The debate surrounding the capability of machines to emulate human thinking goes beyond the surface level. If machines were to achieve this feat successfully, it would have significant implications for society and could bring irreversible changes to its fundamental structure. Despite this, the continued success of expert systems, as explained in earlier sections, appears to be a certainty.

Social Implications of Expert Systems

The development of expert systems has always aimed to harness the expertise of professionals and make it available to assist others. This is seen as one of the most positive potentials of AI. Reddy once mentioned that sharing knowledge and know-how in the form of information products is the only way to bridge the gap between the rich and poor. Expert systems can be a means to share essential knowledge with those who are disadvantaged. As we continue to develop AI applications, we have the potential to help the poor, illiterate, and underprivileged populations both in our nation and around the world.

Although expert systems have undoubtedly improved our social lives, potential drawbacks and ethical issues may arise. While it would be reckless to deploy logic machines to control a battlefield, what about using them for air traffic control systems that guide planes carrying thousands of passengers or medical diagnosis systems that could assist doctors in life-or-death situations? What if these systems provide incorrect advice? Who should be held responsible? And if these systems can think independently and be aware of their existence, could the wrong direction be intentional? Should the legal system be expanded in the future to address machines, similar to Isaac Asimov’s “Three Laws of Robotics” in his fiction?

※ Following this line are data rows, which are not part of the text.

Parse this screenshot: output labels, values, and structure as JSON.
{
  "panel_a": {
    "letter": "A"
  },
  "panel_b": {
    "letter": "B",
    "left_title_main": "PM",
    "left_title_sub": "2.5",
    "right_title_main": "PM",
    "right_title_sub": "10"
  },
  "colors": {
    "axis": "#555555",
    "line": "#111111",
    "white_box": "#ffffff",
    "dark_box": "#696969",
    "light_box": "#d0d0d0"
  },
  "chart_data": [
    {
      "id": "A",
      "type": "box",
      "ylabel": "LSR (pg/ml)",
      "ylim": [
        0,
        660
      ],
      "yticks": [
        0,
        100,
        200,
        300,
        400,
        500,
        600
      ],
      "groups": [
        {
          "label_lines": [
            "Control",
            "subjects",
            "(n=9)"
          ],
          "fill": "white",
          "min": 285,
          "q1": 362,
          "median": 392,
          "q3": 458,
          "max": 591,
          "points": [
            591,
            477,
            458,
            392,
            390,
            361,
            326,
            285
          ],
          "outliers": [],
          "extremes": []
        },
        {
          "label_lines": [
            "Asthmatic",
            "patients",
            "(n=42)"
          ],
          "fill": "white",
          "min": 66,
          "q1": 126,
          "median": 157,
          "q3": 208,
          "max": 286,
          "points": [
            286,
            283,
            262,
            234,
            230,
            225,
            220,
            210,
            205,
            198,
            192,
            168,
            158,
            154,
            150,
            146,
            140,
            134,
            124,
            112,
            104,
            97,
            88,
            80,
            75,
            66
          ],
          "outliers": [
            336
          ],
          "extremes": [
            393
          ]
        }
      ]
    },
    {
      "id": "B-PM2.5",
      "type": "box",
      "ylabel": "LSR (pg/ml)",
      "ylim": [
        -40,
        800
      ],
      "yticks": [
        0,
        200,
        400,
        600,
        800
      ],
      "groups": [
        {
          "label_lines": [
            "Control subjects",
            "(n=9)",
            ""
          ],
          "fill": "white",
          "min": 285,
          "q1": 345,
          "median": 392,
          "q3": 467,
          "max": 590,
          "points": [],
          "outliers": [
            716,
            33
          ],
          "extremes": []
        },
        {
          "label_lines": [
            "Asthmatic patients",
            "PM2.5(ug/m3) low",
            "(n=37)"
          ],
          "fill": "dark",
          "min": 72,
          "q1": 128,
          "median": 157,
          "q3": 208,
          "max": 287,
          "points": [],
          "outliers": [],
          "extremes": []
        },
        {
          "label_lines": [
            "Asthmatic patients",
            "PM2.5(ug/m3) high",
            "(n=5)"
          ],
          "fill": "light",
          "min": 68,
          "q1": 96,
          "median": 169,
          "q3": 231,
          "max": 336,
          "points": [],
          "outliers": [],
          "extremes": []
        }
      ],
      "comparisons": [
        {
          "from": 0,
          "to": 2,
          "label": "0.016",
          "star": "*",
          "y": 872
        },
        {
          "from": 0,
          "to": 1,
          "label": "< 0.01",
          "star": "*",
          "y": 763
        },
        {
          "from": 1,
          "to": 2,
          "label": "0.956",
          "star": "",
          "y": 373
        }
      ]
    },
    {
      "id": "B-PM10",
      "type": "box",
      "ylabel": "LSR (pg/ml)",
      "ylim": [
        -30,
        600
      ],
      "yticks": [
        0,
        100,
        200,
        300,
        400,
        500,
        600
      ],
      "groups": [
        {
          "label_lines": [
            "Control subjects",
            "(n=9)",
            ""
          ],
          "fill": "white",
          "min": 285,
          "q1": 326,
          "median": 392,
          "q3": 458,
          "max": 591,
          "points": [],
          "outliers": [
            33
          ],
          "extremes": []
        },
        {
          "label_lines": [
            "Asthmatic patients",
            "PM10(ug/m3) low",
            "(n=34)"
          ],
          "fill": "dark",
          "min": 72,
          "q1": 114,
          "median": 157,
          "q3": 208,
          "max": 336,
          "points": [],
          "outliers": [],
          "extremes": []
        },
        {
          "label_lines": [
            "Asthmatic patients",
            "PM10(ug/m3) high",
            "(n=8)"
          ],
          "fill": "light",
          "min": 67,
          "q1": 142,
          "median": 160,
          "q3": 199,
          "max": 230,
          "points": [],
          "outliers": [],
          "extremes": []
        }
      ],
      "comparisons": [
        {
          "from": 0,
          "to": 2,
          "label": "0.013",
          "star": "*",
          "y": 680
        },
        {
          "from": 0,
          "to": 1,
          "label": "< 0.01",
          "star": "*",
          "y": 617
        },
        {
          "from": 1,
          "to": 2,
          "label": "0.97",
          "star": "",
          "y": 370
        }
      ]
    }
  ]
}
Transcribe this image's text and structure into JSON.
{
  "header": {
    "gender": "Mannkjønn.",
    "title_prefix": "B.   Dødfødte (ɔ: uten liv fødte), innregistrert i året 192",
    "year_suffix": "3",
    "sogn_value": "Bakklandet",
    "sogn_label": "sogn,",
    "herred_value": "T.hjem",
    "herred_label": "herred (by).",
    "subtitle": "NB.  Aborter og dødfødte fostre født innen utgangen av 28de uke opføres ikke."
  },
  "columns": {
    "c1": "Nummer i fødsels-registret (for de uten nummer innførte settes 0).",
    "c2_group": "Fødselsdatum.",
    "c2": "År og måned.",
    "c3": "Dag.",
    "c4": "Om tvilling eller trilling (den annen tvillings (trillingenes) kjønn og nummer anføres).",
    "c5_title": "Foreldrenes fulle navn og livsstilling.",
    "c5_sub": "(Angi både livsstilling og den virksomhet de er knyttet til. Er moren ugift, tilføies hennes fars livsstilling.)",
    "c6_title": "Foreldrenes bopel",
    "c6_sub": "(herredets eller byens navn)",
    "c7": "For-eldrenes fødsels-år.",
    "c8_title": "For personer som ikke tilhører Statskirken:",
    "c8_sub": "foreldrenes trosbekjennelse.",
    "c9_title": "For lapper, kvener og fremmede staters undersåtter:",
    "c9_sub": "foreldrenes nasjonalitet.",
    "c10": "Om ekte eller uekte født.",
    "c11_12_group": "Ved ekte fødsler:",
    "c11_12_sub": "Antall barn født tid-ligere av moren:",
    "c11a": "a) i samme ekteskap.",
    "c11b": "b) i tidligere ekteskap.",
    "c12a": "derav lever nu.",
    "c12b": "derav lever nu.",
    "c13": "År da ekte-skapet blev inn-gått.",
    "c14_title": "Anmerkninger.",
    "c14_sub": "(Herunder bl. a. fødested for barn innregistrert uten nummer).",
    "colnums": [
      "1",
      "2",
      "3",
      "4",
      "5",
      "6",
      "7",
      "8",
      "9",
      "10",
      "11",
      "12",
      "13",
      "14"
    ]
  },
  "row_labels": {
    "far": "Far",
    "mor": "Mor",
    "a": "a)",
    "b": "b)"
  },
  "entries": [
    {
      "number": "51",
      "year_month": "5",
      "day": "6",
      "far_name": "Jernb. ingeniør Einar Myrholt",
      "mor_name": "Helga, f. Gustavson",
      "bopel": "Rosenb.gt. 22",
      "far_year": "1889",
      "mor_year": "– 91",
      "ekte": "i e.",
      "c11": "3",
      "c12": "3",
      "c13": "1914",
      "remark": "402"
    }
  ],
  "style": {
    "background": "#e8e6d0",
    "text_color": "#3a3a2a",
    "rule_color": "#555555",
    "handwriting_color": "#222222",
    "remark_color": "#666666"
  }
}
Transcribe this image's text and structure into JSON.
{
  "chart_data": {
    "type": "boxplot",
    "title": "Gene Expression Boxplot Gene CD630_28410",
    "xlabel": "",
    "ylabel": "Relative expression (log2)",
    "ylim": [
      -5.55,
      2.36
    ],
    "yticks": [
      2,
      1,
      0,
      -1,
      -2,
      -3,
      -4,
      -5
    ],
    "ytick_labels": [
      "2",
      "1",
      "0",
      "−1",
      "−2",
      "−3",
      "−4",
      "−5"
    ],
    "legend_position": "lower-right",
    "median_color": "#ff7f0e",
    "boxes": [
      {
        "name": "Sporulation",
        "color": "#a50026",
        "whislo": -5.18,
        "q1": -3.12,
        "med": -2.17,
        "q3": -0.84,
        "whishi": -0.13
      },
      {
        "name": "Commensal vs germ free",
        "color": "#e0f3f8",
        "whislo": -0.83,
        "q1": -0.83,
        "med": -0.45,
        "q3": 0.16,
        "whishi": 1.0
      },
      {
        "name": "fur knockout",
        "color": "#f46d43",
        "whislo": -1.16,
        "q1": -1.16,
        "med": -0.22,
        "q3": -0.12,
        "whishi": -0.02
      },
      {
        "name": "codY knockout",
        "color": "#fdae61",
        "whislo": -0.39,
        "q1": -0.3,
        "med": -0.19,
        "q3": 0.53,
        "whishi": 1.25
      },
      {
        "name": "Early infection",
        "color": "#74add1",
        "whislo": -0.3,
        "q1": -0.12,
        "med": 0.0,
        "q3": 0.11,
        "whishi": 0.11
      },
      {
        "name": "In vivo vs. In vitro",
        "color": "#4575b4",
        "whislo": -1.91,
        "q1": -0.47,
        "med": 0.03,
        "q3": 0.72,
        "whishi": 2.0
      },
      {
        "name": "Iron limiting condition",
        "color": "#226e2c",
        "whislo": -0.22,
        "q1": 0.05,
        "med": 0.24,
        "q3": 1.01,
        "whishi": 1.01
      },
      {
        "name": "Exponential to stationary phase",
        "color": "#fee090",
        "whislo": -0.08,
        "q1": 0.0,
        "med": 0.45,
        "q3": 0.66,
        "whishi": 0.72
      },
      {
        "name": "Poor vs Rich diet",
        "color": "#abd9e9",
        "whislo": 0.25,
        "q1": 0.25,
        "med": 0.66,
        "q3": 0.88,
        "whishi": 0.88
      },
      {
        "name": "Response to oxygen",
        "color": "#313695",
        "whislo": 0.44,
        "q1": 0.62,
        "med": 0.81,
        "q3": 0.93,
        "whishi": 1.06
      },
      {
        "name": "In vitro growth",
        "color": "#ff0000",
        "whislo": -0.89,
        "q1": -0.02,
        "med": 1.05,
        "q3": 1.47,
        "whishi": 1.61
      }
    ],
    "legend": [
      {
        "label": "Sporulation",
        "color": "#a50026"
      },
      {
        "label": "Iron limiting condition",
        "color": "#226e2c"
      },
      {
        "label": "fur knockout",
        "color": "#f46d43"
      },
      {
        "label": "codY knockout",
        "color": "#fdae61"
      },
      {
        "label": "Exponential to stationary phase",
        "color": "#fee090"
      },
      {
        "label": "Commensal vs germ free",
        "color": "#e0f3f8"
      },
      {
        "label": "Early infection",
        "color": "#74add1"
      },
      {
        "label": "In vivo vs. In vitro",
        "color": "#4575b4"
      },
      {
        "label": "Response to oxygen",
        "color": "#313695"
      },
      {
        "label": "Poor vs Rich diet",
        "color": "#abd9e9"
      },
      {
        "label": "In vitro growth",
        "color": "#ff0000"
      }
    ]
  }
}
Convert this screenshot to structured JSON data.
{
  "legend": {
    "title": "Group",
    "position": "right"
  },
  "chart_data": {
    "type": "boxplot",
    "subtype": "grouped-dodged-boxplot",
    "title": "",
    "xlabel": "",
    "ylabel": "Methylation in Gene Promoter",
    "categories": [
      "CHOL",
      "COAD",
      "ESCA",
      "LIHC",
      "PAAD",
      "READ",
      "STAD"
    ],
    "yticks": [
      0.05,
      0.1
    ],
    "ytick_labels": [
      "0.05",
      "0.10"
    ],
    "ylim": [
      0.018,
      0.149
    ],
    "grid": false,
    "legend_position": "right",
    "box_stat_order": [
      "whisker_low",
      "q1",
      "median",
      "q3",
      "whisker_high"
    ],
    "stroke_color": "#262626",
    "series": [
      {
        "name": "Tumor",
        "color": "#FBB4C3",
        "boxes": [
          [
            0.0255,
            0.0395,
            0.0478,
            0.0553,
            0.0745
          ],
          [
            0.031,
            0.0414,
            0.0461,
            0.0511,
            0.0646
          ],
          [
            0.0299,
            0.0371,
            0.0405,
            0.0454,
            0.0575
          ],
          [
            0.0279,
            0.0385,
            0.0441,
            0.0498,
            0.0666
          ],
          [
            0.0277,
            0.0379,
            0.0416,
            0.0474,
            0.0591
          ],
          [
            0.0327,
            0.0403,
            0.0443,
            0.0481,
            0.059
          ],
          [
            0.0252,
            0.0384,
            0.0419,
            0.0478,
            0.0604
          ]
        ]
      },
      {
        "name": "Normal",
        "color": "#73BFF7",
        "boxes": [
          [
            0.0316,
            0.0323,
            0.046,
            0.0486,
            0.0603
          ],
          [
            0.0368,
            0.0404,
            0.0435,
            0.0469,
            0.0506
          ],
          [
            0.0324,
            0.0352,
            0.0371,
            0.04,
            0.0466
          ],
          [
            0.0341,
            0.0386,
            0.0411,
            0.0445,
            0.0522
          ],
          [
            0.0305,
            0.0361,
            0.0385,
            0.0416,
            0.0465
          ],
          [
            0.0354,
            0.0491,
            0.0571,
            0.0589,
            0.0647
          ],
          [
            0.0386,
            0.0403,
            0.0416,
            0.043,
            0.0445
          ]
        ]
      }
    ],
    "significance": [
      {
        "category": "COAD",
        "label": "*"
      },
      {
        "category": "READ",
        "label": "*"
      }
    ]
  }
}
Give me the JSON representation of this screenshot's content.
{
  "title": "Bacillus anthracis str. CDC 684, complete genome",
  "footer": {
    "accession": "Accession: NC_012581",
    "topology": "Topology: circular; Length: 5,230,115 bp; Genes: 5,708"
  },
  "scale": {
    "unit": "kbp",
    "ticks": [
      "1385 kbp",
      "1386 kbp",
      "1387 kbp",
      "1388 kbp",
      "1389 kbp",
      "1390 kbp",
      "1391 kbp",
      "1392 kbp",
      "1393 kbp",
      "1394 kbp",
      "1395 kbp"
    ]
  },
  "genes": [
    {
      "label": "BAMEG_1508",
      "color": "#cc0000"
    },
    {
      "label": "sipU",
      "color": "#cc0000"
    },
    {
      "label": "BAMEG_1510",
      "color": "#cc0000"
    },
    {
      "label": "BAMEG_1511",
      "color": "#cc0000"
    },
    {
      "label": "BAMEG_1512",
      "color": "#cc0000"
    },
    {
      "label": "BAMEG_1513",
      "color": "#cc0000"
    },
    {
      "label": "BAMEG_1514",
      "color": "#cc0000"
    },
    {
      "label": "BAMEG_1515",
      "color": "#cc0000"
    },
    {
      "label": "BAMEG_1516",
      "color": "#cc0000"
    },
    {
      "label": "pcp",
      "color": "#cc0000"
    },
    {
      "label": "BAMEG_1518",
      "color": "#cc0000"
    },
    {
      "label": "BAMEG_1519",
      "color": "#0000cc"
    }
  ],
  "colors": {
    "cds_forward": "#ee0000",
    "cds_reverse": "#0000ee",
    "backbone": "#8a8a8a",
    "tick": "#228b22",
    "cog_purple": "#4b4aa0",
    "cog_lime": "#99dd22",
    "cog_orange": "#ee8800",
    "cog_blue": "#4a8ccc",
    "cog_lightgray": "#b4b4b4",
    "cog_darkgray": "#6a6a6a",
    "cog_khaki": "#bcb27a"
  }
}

The creation of expert systems brings up the question of ownership of knowledge. Richard L Dunn posed a series of questions: Should you or your employer possess the knowledge? How much should you disclose to a knowledge engineer if they visit your workplace? If they extract all of your knowledge, does that make you more or less valuable to your employer? Is it acceptable for your employer to share or sell your intelligence to others without providing compensation?

Copyright and intellectual property laws have been established to protect employers’ ownership of patentable products and copyrightable materials developed during employment. However, whether the knowledge and experience gained through work are subject to the same regulations is unclear. Personal knowledge and experience are valuable assets that employers seek when hiring. But what if this knowledge and experience were somehow captured and stored in a computer system outside of your control, or if the computer system acquired knowledge and experience from a group of people with the same expertise as you? In such cases, would the company still need to employ you?

It’s better to be designed for all these queries before it’s too late to answer them.

Concluding Remarks

In the past, people have underestimated the complexity of human intelligence, particularly in expert systems. There are still challenges in developing these systems due to technological limitations and management issues. However, with the advancements in technologies such as neural networks and CASE, the future of expert systems looks promising despite past setbacks.

Considering the legal and ethical issues that will inevitably arise as expert system technology advances is essential. If autonomous machines with the ability to “think” ever become a reality, our lives as we currently know them would be permanently altered.